Sankaran takes Madhavi to meet Vedalingam, and Vedalingam acknowledges she is his daughter, but refuses to accept her as his daughter in society, as that would spoil his image. Sankaran and Lakshmanan also realise that before they reveal Madhavi's story to Ponnambalam's family and send Janaki there, they need to make sure that Ponnambalam and his family will accept Janaki with a whole heart. So they decide to play a game. They ask Madhavi to dress like Janaki and live with her father for some time and take him to visit different temples for a few weeks, for a change of mind. They arrange fake police to tell Ponnambalam and Kausalya that Janaki killed herself. After a few days, they ask Janaki to dress like Madhavi, and take her to Ponnambalam's house.

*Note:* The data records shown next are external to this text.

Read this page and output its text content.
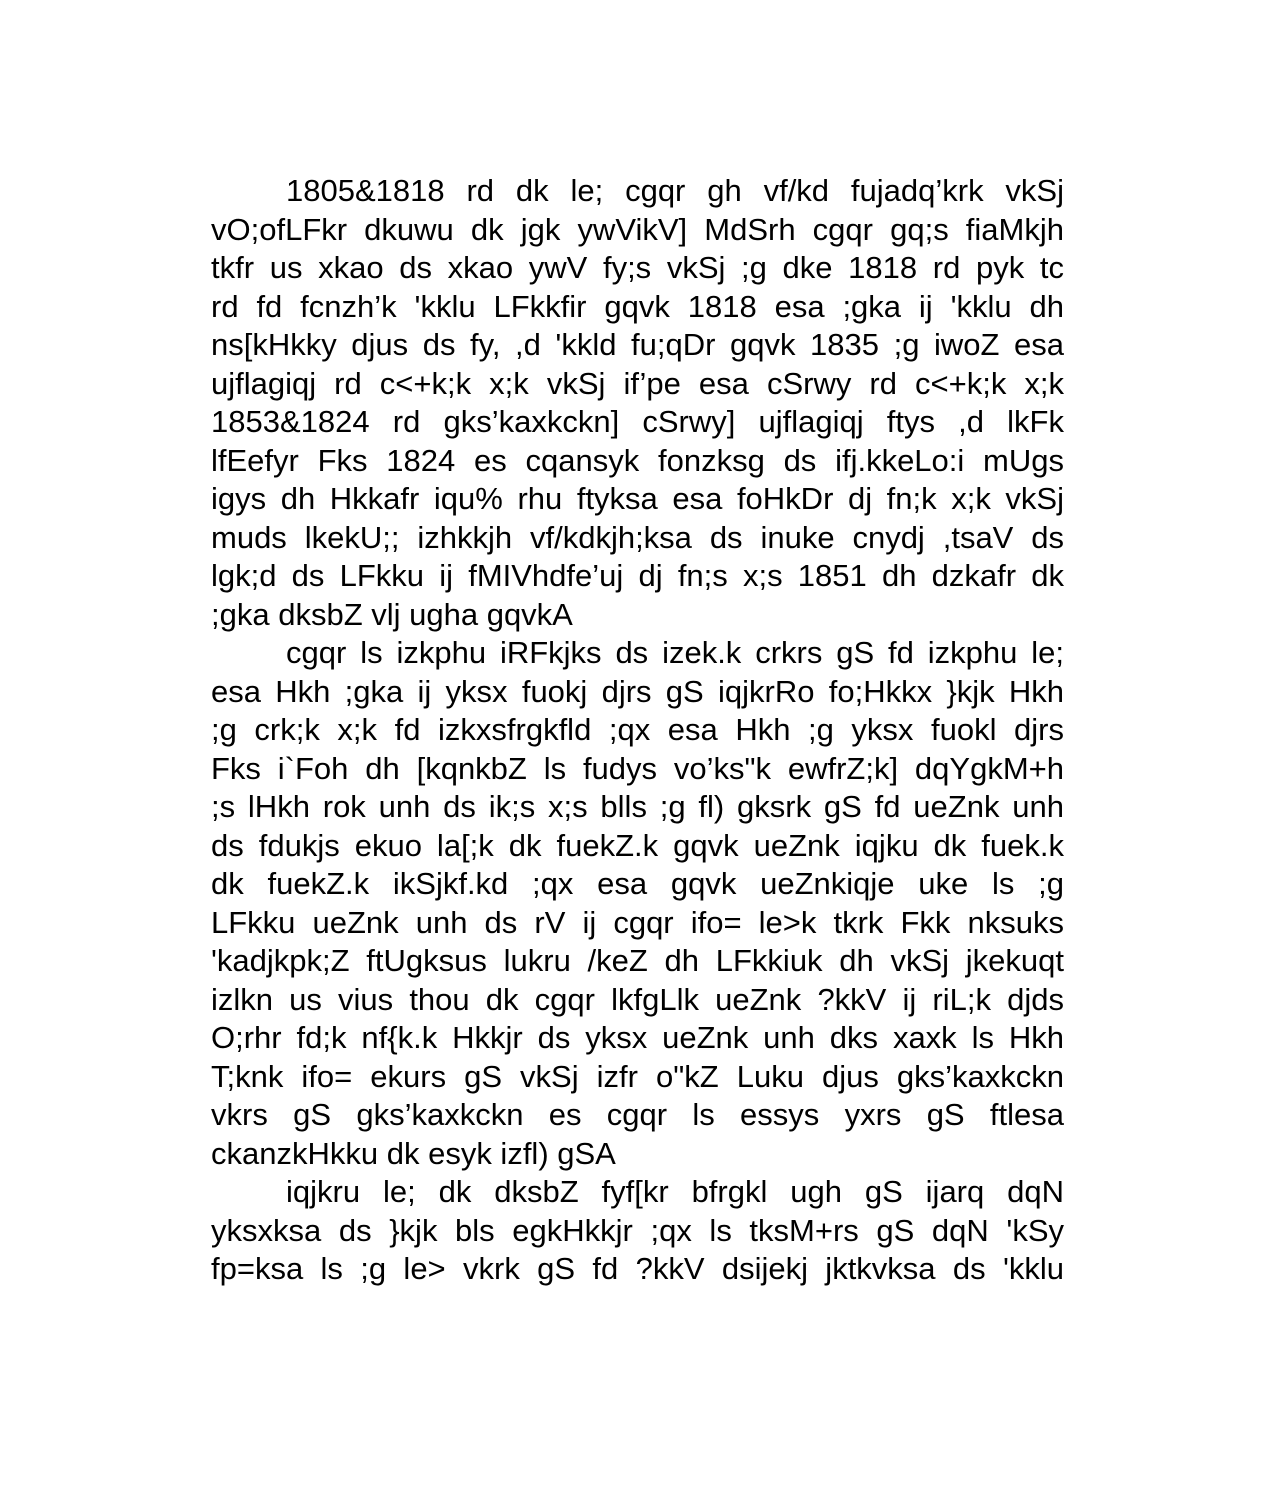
1805&1818 rd dk le; cgqr gh vf/kd fujadq’krk vkSj
vO;ofLFkr dkuwu dk jgk ywVikV] MdSrh cgqr gq;s fiaMkjh
tkfr us xkao ds xkao ywV fy;s vkSj ;g dke 1818 rd pyk tc
rd fd fcnzh’k 'kklu LFkkfir gqvk 1818 esa ;gka ij 'kklu dh
ns[kHkky djus ds fy, ,d 'kkld fu;qDr gqvk 1835 ;g iwoZ esa
ujflagiqj rd c<+k;k x;k vkSj if’pe esa cSrwy rd c<+k;k x;k
1853&1824 rd gks’kaxkckn] cSrwy] ujflagiqj ftys ,d lkFk
lfEefyr Fks 1824 es cqansyk fonzksg ds ifj.kkeLo:i mUgs
igys dh Hkkafr iqu% rhu ftyksa esa foHkDr dj fn;k x;k vkSj
muds lkekU;; izhkkjh vf/kdkjh;ksa ds inuke cnydj ,tsaV ds
lgk;d ds LFkku ij fMIVhdfe’uj dj fn;s x;s 1851 dh dzkafr dk
;gka dksbZ vlj ugha gqvkA
cgqr ls izkphu iRFkjks ds izek.k crkrs gS fd izkphu le;
esa Hkh ;gka ij yksx fuokj djrs gS iqjkrRo fo;Hkkx }kjk Hkh
;g crk;k x;k fd izkxsfrgkfld ;qx esa Hkh ;g yksx fuokl djrs
Fks i`Foh dh [kqnkbZ ls fudys vo’ks"k ewfrZ;k] dqYgkM+h
;s lHkh rok unh ds ik;s x;s blls ;g fl) gksrk gS fd ueZnk unh
ds fdukjs ekuo la[;k dk fuekZ.k gqvk ueZnk iqjku dk fuek.k
dk fuekZ.k ikSjkf.kd ;qx esa gqvk ueZnkiqje uke ls ;g
LFkku ueZnk unh ds rV ij cgqr ifo= le>k tkrk Fkk nksuks
'kadjkpk;Z ftUgksus lukru /keZ dh LFkkiuk dh vkSj jkekuqt
izlkn us vius thou dk cgqr lkfgLlk ueZnk ?kkV ij riL;k djds
O;rhr fd;k nf{k.k Hkkjr ds yksx ueZnk unh dks xaxk ls Hkh
T;knk ifo= ekurs gS vkSj izfr o"kZ Luku djus gks’kaxkckn
vkrs gS gks’kaxkckn es cgqr ls essys yxrs gS ftlesa
ckanzkHkku dk esyk izfl) gSA
iqjkru le; dk dksbZ fyf[kr bfrgkl ugh gS ijarq dqN
yksxksa ds }kjk bls egkHkkjr ;qx ls tksM+rs gS dqN 'kSy
fp=ksa ls ;g le> vkrk gS fd ?kkV dsijekj jktkvksa ds 'kklu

Ponnambalam, Bharathan, Raman and Kausalya are shocked to see Madhavi, and realise that they made a mistake of accusing Janaki. Finally Sankaran suggests that for all the sins that they had done, they need to get Madhavi married to one of their three sons. After much hesitation, Ponnambalam and Kausalya agree. Since Bharathan had already slept with Madhavi in the Hyderabad brothel, he volunteers to marry Madhavi. During the wedding, the real Madhavi brings Vedalingam and comes and stops the wedding between Bharathan and Janaki. Vedalingam accepts that he cheated Mangala Devi many years ago, and both Janaki and Madhavi are his daughters, and that he takes full responsibility for Madhavi's ruined life. Janaki and Raman are re-united. Madhavi says she cannot marry Bharathan as she feels she does not belong in their family, and that she needs to spend some time alone to think what to do with her life. She thanks Sankaran for all his help, and leaves with her father. Lakshmanan and Bhanu also get married, on the same wedding premises.

==Production==
Oorukku Upadesam is based on Visu's 1974 play Sirithu Konde Azhugirom. The film's screenplay was written by his brother-in-law Kuriakose Ranga. A scene was shot at a house at Venus Colony.
== Soundtrack ==
The soundtrack was composed by Vijay Anand, previously a stage play composer. This became his film debut after his first signed film, Naanayam Illatha Naanayam, was delayed.

Track listing
| No. | Title | Lyrics | Singer(s) | Length |
|---|---|---|---|---|
| 1. | "Thara Vaa" | Vairamuthu | Vani Jairam |  |
| 2. | "Hey Raja" | Muthulingam | S. P. Balasubrahmanyam, S. Janaki |  |
| 3. | "Aasai Undaguthu" | Idhayachandran | S. Janaki |  |
| 4. | "Kathaiya" | Vairamuthu | S. P. Balasubrahmanyam |  |

== Critical reception ==
Kalki positively reviewed the film for its story. Balumani of Anna praised acting, music, dialogues, cinematography and editing and noted the story flows smoothly until the break, then it gets a little confusing and called the ending lacklustre.